Product Security Incident Response Team (PSIRT) Overview video course content
Before we begin with the learning material, we will go over the learning objectives and importance of this video course.
II. Introduction to Cybersecurity monitoring and event evaluation
Recognize where the cybersecurity monitoring and event evaluation take in place in the overall continual cybersecurity activities and how they are defined in the ISO/SAE 21434.
III. Cybersecurity monitoring
Understand how cybersecurity monitoring is configured and learn what threat intelligence is and relevant best practices.
IV. Cybersecurity information
Learn which internal and external sources can provide cybersecurity information, prioritization criteria, and what are the benefits of a good cybersecurity monitoring infrastructure.
Know when cybersecurity triaging comes into play, what its role is, and what the process looks like in a visual overview. In this section, we will also go through an example of cybersecurity triaging.

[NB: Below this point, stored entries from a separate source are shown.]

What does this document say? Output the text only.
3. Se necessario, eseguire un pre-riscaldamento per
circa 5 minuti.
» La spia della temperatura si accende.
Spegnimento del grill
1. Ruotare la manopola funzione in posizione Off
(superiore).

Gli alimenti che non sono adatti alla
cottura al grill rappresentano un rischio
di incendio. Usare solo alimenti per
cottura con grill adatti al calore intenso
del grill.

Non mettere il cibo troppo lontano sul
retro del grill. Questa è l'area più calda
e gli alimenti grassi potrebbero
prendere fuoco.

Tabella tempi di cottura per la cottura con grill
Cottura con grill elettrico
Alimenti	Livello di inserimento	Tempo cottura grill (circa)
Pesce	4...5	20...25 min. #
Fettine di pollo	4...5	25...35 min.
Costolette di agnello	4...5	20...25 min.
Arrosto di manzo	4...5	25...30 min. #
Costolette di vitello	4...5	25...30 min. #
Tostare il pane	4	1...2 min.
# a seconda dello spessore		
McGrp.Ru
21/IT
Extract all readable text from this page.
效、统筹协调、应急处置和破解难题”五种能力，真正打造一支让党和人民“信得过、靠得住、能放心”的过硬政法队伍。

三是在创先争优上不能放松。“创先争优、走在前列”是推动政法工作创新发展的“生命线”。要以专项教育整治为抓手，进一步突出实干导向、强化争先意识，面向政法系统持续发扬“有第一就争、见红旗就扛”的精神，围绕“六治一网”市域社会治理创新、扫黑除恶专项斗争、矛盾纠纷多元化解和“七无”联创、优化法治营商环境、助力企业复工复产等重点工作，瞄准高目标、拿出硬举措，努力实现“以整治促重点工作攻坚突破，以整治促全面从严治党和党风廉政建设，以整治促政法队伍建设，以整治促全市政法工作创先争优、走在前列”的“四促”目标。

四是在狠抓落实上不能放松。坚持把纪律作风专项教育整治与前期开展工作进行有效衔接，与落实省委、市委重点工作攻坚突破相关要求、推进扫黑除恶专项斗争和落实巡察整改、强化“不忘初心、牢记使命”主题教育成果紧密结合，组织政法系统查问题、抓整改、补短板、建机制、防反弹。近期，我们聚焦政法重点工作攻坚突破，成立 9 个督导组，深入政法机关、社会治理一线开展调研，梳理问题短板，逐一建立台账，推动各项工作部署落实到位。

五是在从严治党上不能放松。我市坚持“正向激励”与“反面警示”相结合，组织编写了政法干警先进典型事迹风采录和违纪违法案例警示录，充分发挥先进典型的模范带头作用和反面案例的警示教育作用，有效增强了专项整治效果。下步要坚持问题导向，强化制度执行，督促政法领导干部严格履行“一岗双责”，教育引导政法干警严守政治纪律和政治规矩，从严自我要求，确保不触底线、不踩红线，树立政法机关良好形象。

VI. Introduction to cybersecurity event evaluation
Get introduced to cybersecurity event evaluation in the context of continual cybersecurity activities and how the ISO/SAE 21434 defines it.
VII. Cybersecurity event evaluation
Recognize what the goal of cybersecurity event evaluation is and discover which supporting documents are useful for event evaluation.
VIII. Sum up
To conclude this video course, we will provide you with a summary of the main lessons learned.